The same sources shed light on the more important question of why the Rockefeller Center devotes its resources to leadership development. Quoting my remarks in the Dartmouth News story cited above:
“We do not see how it is possible to improve public policy without developing leadership capacity. … It was my experience in the year I served at the Council of Economic Advisers that the lack of subject knowledge is seldom the constraint in effecting better public policy. The binding constraint is that too few policy makers have the ability to translate knowledge into socially beneficial outcomes. That translation requires leadership.”
I would pose the question to the editorial board as to whether they see the validity of this claim. To inform their thinking, they might read the discussion of climate change by governor Washington Jay Inslee, whose visit was reported by their newspaper on the same day as this editorial appeared. Quoting the governor, “The young people of this nation understand science, they know there is no debate about climate change, and they know they are the ones that will be living with the degradation of their lives … if we do not act.”
The Rockefeller Center’s leadership programs cultivate the mindset and capacities to act when action is called for. That the ability to do so will make students more effective not only in mobilizing for action on climate change but in whatever their chosen field is an added benefit of these programs, not a basis for the editorial board to demean them as “vague and vocational training programs.” They have pedagogies and curricula that are described on our website and in other materials freely available at the Rockefeller Center. Our deputy director, Sadhana Hall, has even co-written a book, “Teaching Leadership: Bridging Theory and Practice,” that has been described as an “essential guidebook for faculty members who are involved in leadership education.”

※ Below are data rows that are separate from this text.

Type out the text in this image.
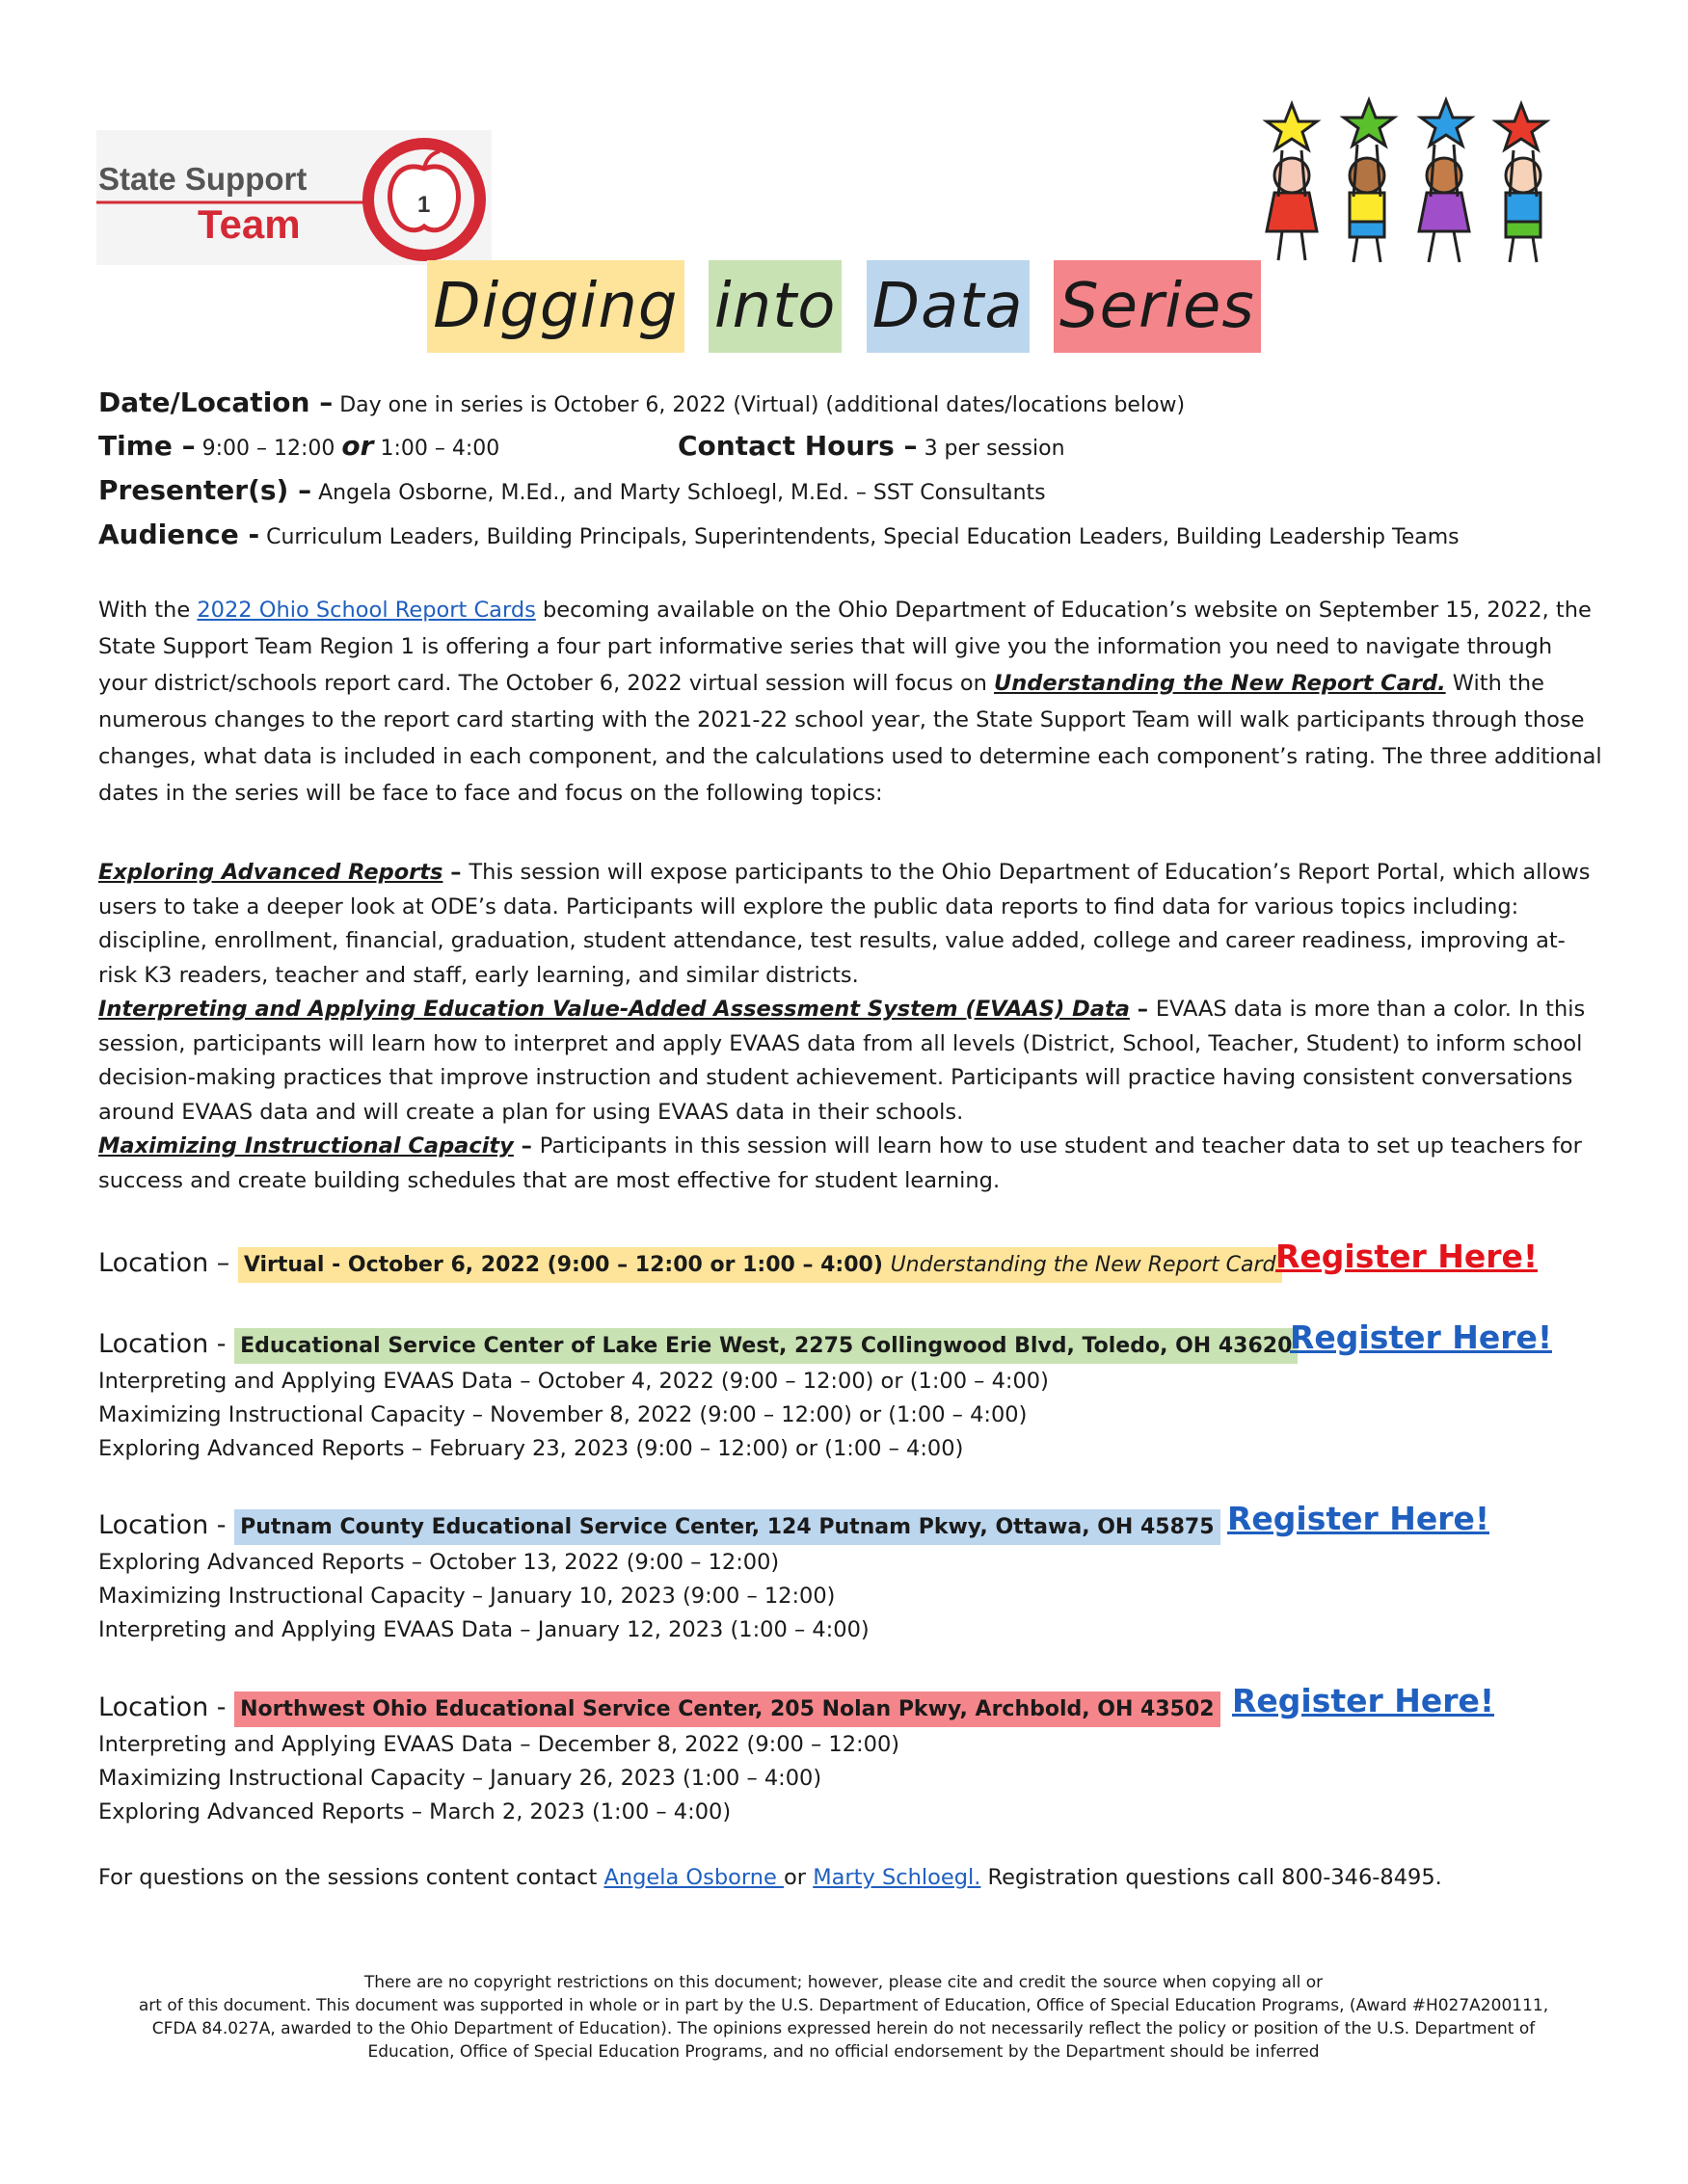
State Support
Team	1
Digging into Data Series
Date/Location – Day one in series is October 6, 2022 (Virtual) (additional dates/locations below)
Time – 9:00 – 12:00 or 1:00 – 4:00	Contact Hours – 3 per session
Presenter(s) – Angela Osborne, M.Ed., and Marty Schloegl, M.Ed. – SST Consultants
Audience - Curriculum Leaders, Building Principals, Superintendents, Special Education Leaders, Building Leadership Teams
With the 2022 Ohio School Report Cards becoming available on the Ohio Department of Education’s website on September 15, 2022, the State Support Team Region 1 is offering a four part informative series that will give you the information you need to navigate through your district/schools report card. The October 6, 2022 virtual session will focus on Understanding the New Report Card. With the numerous changes to the report card starting with the 2021-22 school year, the State Support Team will walk participants through those changes, what data is included in each component, and the calculations used to determine each component’s rating. The three additional dates in the series will be face to face and focus on the following topics:
Exploring Advanced Reports – This session will expose participants to the Ohio Department of Education’s Report Portal, which allows users to take a deeper look at ODE’s data. Participants will explore the public data reports to find data for various topics including: discipline, enrollment, financial, graduation, student attendance, test results, value added, college and career readiness, improving at-risk K3 readers, teacher and staff, early learning, and similar districts.
Interpreting and Applying Education Value-Added Assessment System (EVAAS) Data – EVAAS data is more than a color. In this session, participants will learn how to interpret and apply EVAAS data from all levels (District, School, Teacher, Student) to inform school decision-making practices that improve instruction and student achievement. Participants will practice having consistent conversations around EVAAS data and will create a plan for using EVAAS data in their schools.
Maximizing Instructional Capacity – Participants in this session will learn how to use student and teacher data to set up teachers for success and create building schedules that are most effective for student learning.
Location – Virtual - October 6, 2022 (9:00 – 12:00 or 1:00 – 4:00) Understanding the New Report Card Register Here!
Location - Educational Service Center of Lake Erie West, 2275 Collingwood Blvd, Toledo, OH 43620
Register Here!
Interpreting and Applying EVAAS Data – October 4, 2022 (9:00 – 12:00) or (1:00 – 4:00)
Maximizing Instructional Capacity – November 8, 2022 (9:00 – 12:00) or (1:00 – 4:00)
Exploring Advanced Reports – February 23, 2023 (9:00 – 12:00) or (1:00 – 4:00)
Location - Putnam County Educational Service Center, 124 Putnam Pkwy, Ottawa, OH 45875 Register Here!
Exploring Advanced Reports – October 13, 2022 (9:00 – 12:00)
Maximizing Instructional Capacity – January 10, 2023 (9:00 – 12:00)
Interpreting and Applying EVAAS Data – January 12, 2023 (1:00 – 4:00)
Location - Northwest Ohio Educational Service Center, 205 Nolan Pkwy, Archbold, OH 43502 Register Here!
Interpreting and Applying EVAAS Data – December 8, 2022 (9:00 – 12:00)
Maximizing Instructional Capacity – January 26, 2023 (1:00 – 4:00)
Exploring Advanced Reports – March 2, 2023 (1:00 – 4:00)
For questions on the sessions content contact Angela Osborne or Marty Schloegl. Registration questions call 800-346-8495.
There are no copyright restrictions on this document; however, please cite and credit the source when copying all or
art of this document. This document was supported in whole or in part by the U.S. Department of Education, Office of Special Education Programs, (Award #H027A200111,
CFDA 84.027A, awarded to the Ohio Department of Education). The opinions expressed herein do not necessarily reflect the policy or position of the U.S. Department of
Education, Office of Special Education Programs, and no official endorsement by the Department should be inferred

There is no need to wait until graduate school or early years in employment to develop leadership capacity. Quite the contrary, the public policy challenges facing our society demand otherwise. The Rockefeller Center aspires to help students develop as leaders during their time at Dartmouth, so that they graduate better prepared to make progress in the world beyond Hanover. Our success in doing so is evident in the testimony of students who have taken advantage of these opportunities. Each year, we collect their stories in the “Rocky and Me” series on our website. I invite the editorial board to read for themselves about the impact of our leadership programs on the Dartmouth experience.
Samwick is the director of the Rockefeller Center for Public Policy and the Social Sciences.